The passing of Olivia Newton-John on August 8th at the age of 73 after a long battle with cancer, inspired a rare moment of social media unity in her memory. While the Australian singer, actress, and activist had a decades-long career that resulted in her being one of the best-selling music artists from the second half of the 20th century, she is forever iconic thanks to her performance as Sandy in Grease.
A major hit in the ‘70s and a nostalgic beacon during its ‘90s revival, Grease was a knowing pastiche of ‘50s teen comedies that loved the genre it mocked so mercilessly. Populated by a cast of tax-paying adults playing high-school kids who sing about sex and yearning, it’s a giddy mess that has stuck around long after the fads it parodied.
What holds it together, amid the dirty gags and endlessly toe-tapping numbers, is Newton-John. As Sandy, the Aussie good girl who falls in with the primping cool kids of Rydell High, she’s achingly earnest, too green for the Pink Ladies yet easy to warm to.

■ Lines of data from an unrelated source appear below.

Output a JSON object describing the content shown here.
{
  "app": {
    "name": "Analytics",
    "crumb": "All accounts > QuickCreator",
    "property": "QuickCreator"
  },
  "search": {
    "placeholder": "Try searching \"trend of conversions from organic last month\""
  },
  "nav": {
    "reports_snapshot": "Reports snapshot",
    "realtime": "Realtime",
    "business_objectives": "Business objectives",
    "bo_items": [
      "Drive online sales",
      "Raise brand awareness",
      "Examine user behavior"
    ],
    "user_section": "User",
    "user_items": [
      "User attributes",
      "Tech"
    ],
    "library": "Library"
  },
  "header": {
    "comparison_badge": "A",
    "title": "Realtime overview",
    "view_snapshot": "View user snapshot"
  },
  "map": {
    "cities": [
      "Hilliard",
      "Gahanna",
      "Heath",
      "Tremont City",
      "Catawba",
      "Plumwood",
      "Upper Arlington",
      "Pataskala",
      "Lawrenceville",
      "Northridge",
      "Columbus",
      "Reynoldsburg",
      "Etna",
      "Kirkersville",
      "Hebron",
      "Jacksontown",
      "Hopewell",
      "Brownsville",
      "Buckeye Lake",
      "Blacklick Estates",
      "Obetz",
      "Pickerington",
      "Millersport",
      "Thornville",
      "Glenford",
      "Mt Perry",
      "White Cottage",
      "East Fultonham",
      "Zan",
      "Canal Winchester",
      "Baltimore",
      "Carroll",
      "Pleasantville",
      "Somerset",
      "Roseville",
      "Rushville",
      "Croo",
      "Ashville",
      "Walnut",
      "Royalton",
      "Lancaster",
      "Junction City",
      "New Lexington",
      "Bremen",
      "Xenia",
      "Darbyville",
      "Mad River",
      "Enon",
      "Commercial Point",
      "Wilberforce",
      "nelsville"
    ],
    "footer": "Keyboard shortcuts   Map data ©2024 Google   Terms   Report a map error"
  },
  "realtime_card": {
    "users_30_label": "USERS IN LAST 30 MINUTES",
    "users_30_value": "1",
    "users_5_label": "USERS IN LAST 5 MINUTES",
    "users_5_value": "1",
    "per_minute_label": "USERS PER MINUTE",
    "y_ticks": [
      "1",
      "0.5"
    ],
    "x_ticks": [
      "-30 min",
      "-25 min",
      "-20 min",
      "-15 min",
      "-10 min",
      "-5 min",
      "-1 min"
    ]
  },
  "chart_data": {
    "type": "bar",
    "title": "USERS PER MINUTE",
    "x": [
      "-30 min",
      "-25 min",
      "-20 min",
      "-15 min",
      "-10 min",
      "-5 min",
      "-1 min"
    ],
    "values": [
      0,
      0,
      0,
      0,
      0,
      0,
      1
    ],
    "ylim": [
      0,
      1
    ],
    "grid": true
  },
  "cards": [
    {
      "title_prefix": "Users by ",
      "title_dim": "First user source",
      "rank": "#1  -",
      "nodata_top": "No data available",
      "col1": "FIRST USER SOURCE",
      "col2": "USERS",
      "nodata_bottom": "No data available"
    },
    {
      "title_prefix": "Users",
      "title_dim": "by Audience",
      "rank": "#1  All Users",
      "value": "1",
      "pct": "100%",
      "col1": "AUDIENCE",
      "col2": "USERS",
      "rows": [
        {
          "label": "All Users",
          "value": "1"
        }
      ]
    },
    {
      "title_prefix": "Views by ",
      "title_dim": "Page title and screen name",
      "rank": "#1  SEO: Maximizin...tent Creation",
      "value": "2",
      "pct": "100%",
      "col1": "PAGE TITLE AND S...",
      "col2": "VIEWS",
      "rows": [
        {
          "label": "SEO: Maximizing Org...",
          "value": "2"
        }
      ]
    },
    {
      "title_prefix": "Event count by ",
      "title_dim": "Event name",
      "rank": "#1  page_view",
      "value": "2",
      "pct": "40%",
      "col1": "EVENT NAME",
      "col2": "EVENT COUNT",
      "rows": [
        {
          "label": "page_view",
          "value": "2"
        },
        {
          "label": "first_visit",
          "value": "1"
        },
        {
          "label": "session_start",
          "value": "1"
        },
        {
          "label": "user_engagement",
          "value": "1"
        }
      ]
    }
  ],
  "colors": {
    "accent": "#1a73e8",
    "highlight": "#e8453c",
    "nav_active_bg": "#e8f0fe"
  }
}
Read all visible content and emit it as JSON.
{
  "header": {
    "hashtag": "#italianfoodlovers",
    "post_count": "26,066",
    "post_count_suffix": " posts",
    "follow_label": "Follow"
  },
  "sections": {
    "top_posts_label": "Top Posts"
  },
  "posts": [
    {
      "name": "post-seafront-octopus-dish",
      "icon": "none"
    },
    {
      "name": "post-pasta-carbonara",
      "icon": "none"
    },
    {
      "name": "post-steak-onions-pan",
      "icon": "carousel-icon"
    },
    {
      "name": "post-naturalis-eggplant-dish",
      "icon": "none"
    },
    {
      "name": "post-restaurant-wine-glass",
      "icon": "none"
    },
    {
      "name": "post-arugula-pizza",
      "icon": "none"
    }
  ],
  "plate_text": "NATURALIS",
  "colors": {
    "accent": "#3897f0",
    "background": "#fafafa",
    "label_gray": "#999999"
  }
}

Sandy is no fool either, even when those around her roll their eyes at her seeming naivety: Danny’s groveling for her attention is frequently rebuffed with the smirk of a woman who’s oft-underestimated by guys like him (it didn’t hurt that she and John Travolta had world class chemistry).
She might get mocked by Rizzo’s comparisons to Doris Day, but it’s a parallel that emphasized Newton-John’s type: Women who didn’t accept second best and were misunderstood by the cynics as bores and shrews. Sandy can be kind of a pill and her shyness towards sex goes out the window just in time for that leather-jacketed finale, but Newton-John sells every second with her wide eyes and clear-as-a-bell voice. Whether you preferred “Good Sandy” or “Bad Sandy,” the transformation works because Olivia is in control. Songs like “Hopelessly Devoted to You” are deceptively tough to sing but she made it seem effortless, a display of unfettered adolescent yearning.
Newton-John often felt like a star out of time, a performer born for big studio musicals when that genre had petered out to make way for New Hollywood. There wasn’t an ounce of cynicism in her most beloved performances, even when those around her aimed for a more acidic presence. If she’d been born a couple of decades earlier, MGM would have crafted epic set pieces for her to take front and center in, the potential of which is on display in Xanadu.